So verglich der israelische Ministerpräsident Benjamin Netanjahu die Palästinenser vor kurzem während einer Pressekonferenz mit dem Stamm Amalek, der in der hebräischen Heiligen Schrift erwähnt wird. Im entsprechenden Abschnitt werden die Israeliten aufgerufen, sämtliche Männer, Frauen, Kinder und sogar das Vieh der Amalekiten zu erschlagen.

Der nationale Sicherheitsminister Itamar Ben-Gvir forderte die Auslöschung aller Unterstützer und Sympathisanten der Hamas.

Letzten Endes bietet Sanders eine Liste von Vorschlägen an, die im Grunde den öffentlichen Positionen von Präsident Biden und Außenminister Blinken ähneln. Sie beinhalten kein dauerhaftes Ende der israelischen Luftangriffe, keinen sofortigen Abzug aller israelischen Truppen aus dem Gazastreifen oder die Absetzung der Netanjahu-Regierung.

Sanders fordert ein Ende der „willkürlichen“ Luftangriffe, was heißt. die „zielgerichteten“ Angriffe sind fortzusetzen. Er lehnt eine „langfristige“ erneute Besetzung und Blockade der Enklave durch Israel ab, deutet aber seine Zustimmung zu einer „kurzfristigen“ an – was auch immer das bedeuten soll.

Er fordert Israel auf, neben der Zulassung von verstärkter humanitärer Hilfe vertriebenen Bewohnern des Gazastreifens die Rückkehr in ihre Heimat zu garantieren (wobei er verschweigt, dass ihre Häuser vermutlich zerstört wurden), und verlangt ein Ende der Siedlergewalt im Westjordanland und einen Stopp des Ausbaus der Siedlungen – all das wird Israel nicht akzeptieren. Und in jedem Fall würden die Grundlagen der Unterdrückung der Palästinenser und der Vorherrschaft der USA durch Israel intakt bleiben.

Laut Sanders’ Wunschliste würde dies zu „breiten Friedensverhandlungen für eine Zwei-Staaten-Lösung führen“. Wie er selbst deutlich macht, ist die Voraussetzung dafür jedoch die Entmachtung der Hamas. So soll der US-Imperialismus unter dem Deckmantel der „Schaffung von Gerechtigkeit“ für die Palästinenser eine neue, genehmere Regierung im Gazastreifen einrichten.

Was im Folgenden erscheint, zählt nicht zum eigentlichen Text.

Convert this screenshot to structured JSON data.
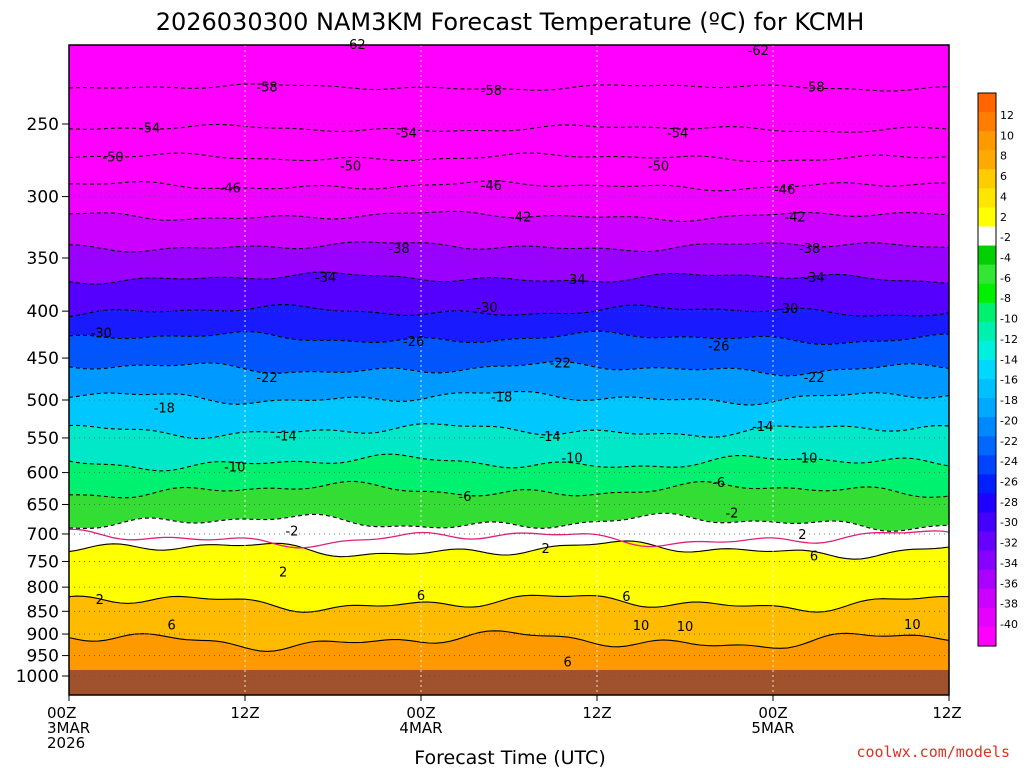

Sanders unterstützt Bidens und Blinkens Plan, die Palästinenserbehörde als Stellvertreter Israels an die Macht zu bringen

Die Palästinenserbehörde soll diese Regierung stellen, obwohl im Jahr 2006 sie von der Bevölkerung des Gazastreifens abgewählt wurde und noch immer von dem 88-jährigen Mahmud Abbas angeführt wird. Sanders schreibt:

Diese Schritte werden zeigen, dass Frieden für die Palästinenser möglich ist, und sie werden der Palästinenserbehörde hoffentlich die Legitimität verleihen, die sie braucht, um die administrative Kontrolle über den Gazastreifen zu erlangen, vermutlich nach einer Übergangsperiode zur Stabilisierung unter einer internationalen Streitmacht.

US-Außenminister Antony Blinken trifft sich am 5. November 2023 mit Palästinenserpräsident Mahmud Abbas [AP Photo]

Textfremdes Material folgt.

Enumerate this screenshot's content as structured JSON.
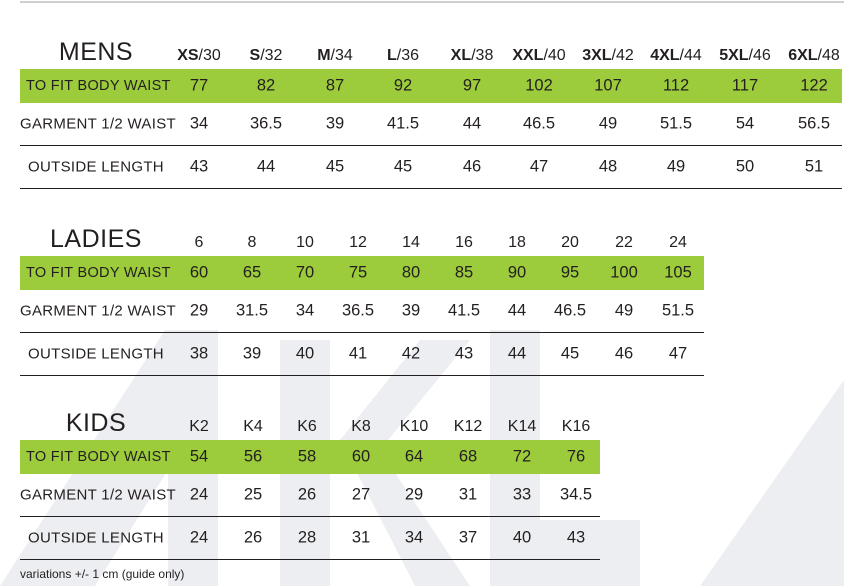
{
  "brand": {
    "watermark": "AKL",
    "colors": {
      "accent": "#9ccb3b",
      "text": "#231f20",
      "watermark": "#eceef1"
    }
  },
  "sections": [
    {
      "title": "MENS",
      "sizes": [
        {
          "bold": "XS",
          "rest": "/30"
        },
        {
          "bold": "S",
          "rest": "/32"
        },
        {
          "bold": "M",
          "rest": "/34"
        },
        {
          "bold": "L",
          "rest": "/36"
        },
        {
          "bold": "XL",
          "rest": "/38"
        },
        {
          "bold": "XXL",
          "rest": "/40"
        },
        {
          "bold": "3XL",
          "rest": "/42"
        },
        {
          "bold": "4XL",
          "rest": "/44"
        },
        {
          "bold": "5XL",
          "rest": "/46"
        },
        {
          "bold": "6XL",
          "rest": "/48"
        }
      ],
      "rows": [
        {
          "label": "TO FIT BODY WAIST",
          "values": [
            "77",
            "82",
            "87",
            "92",
            "97",
            "102",
            "107",
            "112",
            "117",
            "122"
          ]
        },
        {
          "label": "GARMENT 1/2 WAIST",
          "values": [
            "34",
            "36.5",
            "39",
            "41.5",
            "44",
            "46.5",
            "49",
            "51.5",
            "54",
            "56.5"
          ]
        },
        {
          "label": "OUTSIDE LENGTH",
          "values": [
            "43",
            "44",
            "45",
            "45",
            "46",
            "47",
            "48",
            "49",
            "50",
            "51"
          ]
        }
      ]
    },
    {
      "title": "LADIES",
      "sizes": [
        {
          "bold": "",
          "rest": "6"
        },
        {
          "bold": "",
          "rest": "8"
        },
        {
          "bold": "",
          "rest": "10"
        },
        {
          "bold": "",
          "rest": "12"
        },
        {
          "bold": "",
          "rest": "14"
        },
        {
          "bold": "",
          "rest": "16"
        },
        {
          "bold": "",
          "rest": "18"
        },
        {
          "bold": "",
          "rest": "20"
        },
        {
          "bold": "",
          "rest": "22"
        },
        {
          "bold": "",
          "rest": "24"
        }
      ],
      "rows": [
        {
          "label": "TO FIT BODY WAIST",
          "values": [
            "60",
            "65",
            "70",
            "75",
            "80",
            "85",
            "90",
            "95",
            "100",
            "105"
          ]
        },
        {
          "label": "GARMENT 1/2 WAIST",
          "values": [
            "29",
            "31.5",
            "34",
            "36.5",
            "39",
            "41.5",
            "44",
            "46.5",
            "49",
            "51.5"
          ]
        },
        {
          "label": "OUTSIDE LENGTH",
          "values": [
            "38",
            "39",
            "40",
            "41",
            "42",
            "43",
            "44",
            "45",
            "46",
            "47"
          ]
        }
      ]
    },
    {
      "title": "KIDS",
      "sizes": [
        {
          "bold": "",
          "rest": "K2"
        },
        {
          "bold": "",
          "rest": "K4"
        },
        {
          "bold": "",
          "rest": "K6"
        },
        {
          "bold": "",
          "rest": "K8"
        },
        {
          "bold": "",
          "rest": "K10"
        },
        {
          "bold": "",
          "rest": "K12"
        },
        {
          "bold": "",
          "rest": "K14"
        },
        {
          "bold": "",
          "rest": "K16"
        }
      ],
      "rows": [
        {
          "label": "TO FIT BODY WAIST",
          "values": [
            "54",
            "56",
            "58",
            "60",
            "64",
            "68",
            "72",
            "76"
          ]
        },
        {
          "label": "GARMENT 1/2 WAIST",
          "values": [
            "24",
            "25",
            "26",
            "27",
            "29",
            "31",
            "33",
            "34.5"
          ]
        },
        {
          "label": "OUTSIDE LENGTH",
          "values": [
            "24",
            "26",
            "28",
            "31",
            "34",
            "37",
            "40",
            "43"
          ]
        }
      ]
    }
  ],
  "footnote": "variations +/- 1 cm (guide only)"
}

Die aktuellen Kommentare der westlichen Presse verdeutlichen den schieren Zynismus und die imperialistische Arroganz dieses Projekts. Der leitende Korrespondent für Diplomatie der New York Times, Steven Erlanger, schrieb am 25. November:

Die [palästinensische] Behörde ist selbst dort, wo sie die Kontrolle über das Westjordanland hat, zutiefst unpopulär, weil sie als Handlanger der langen israelischen Besatzung angesehen wird. Die Unterstützung für sie ist so gering, dass sie ohne die Sicherheit der israelischen Armee kaum überleben könnte.

In den Augen vieler Menschen, die sie eigentlich vertreten sollte, hat sich die Behörde zu einer autoritären, korrupten und undemokratischen Verwaltung entwickelt, die auf einem von Israel errichteten eisernen Thron sitzt … Wenn heute Wahlen abgehalten würden, ist es wahrscheinlich, dass die Hamas erneut gewinnen würde, wie Experten und Umfragen zeigen.

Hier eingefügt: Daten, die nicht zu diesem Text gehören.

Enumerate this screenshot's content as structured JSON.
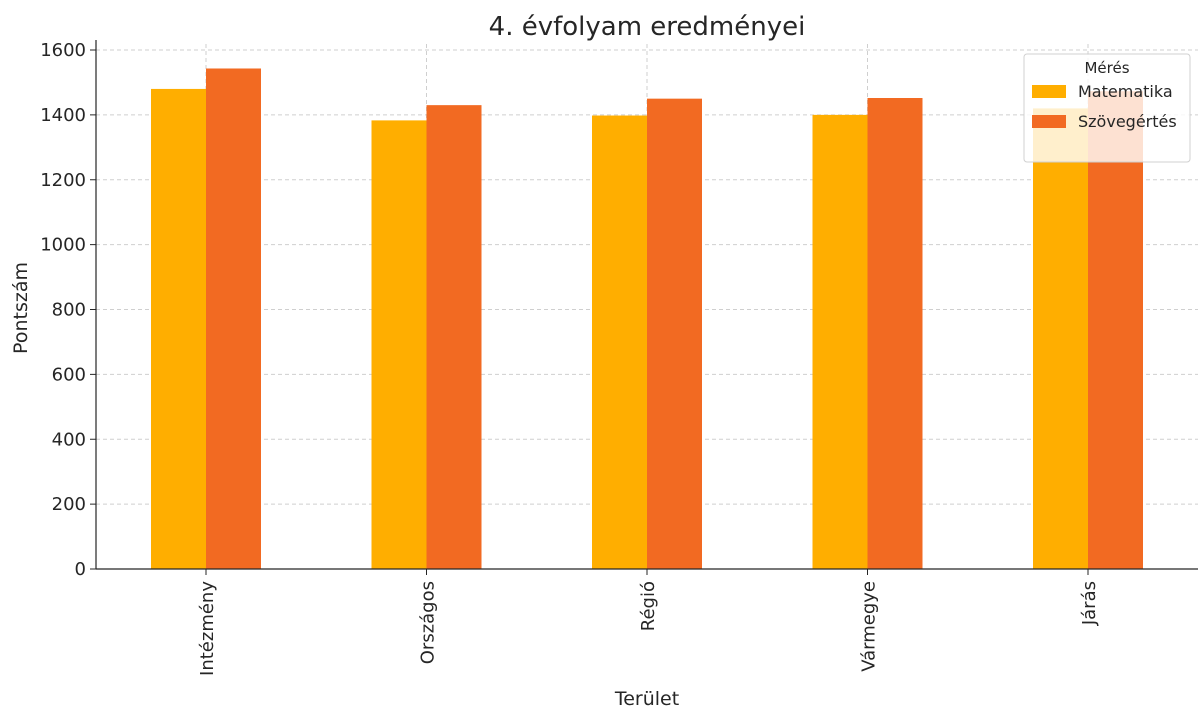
{
  "chart_data": {
    "type": "bar",
    "title": "4. évfolyam eredményei",
    "xlabel": "Terület",
    "ylabel": "Pontszám",
    "categories": [
      "Intézmény",
      "Országos",
      "Régió",
      "Vármegye",
      "Járás"
    ],
    "series": [
      {
        "name": "Matematika",
        "values": [
          1480,
          1383,
          1398,
          1400,
          1420
        ],
        "color": "#FFAE00"
      },
      {
        "name": "Szövegértés",
        "values": [
          1543,
          1430,
          1450,
          1452,
          1473
        ],
        "color": "#F26A22"
      }
    ],
    "ylim": [
      0,
      1600
    ],
    "yticks": [
      0,
      200,
      400,
      600,
      800,
      1000,
      1200,
      1400,
      1600
    ],
    "grid": true,
    "legend": {
      "title": "Mérés",
      "placement": "top-right"
    }
  }
}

Am 27. November bekräftigte der Guardian diese Einschätzung:

Westliche Diplomaten haben sich an die zuvor vernachlässigte Palästinenserbehörde gewandt, damit diese das Vakuum füllt, das voraussichtlich durch die geplante Zerstörung der Hamas im Gazastreifen entstehen wird. Doch sie wissen, dass ihr geplanter Retter zutiefst unpopulär und korrupt ist und dringend eine neue Generation von Führungspersönlichkeiten braucht, die noch niemand identifizieren konnte …

Laut seriösen Umfragen des palästinensischen Zentrums für Politik und Umfrageforschung betrachteten in den Tagen vor dem Hamas-Angriff auf Israel 80 Prozent der Palästinenser die Palästinensische Autonomiebehörde als korrupt. 62 Prozent hielten sie eher für ein Hindernis als für ein Werkzeug. Keine ihrer wichtigsten Institutionen wird in der Bevölkerung als legitim angesehen.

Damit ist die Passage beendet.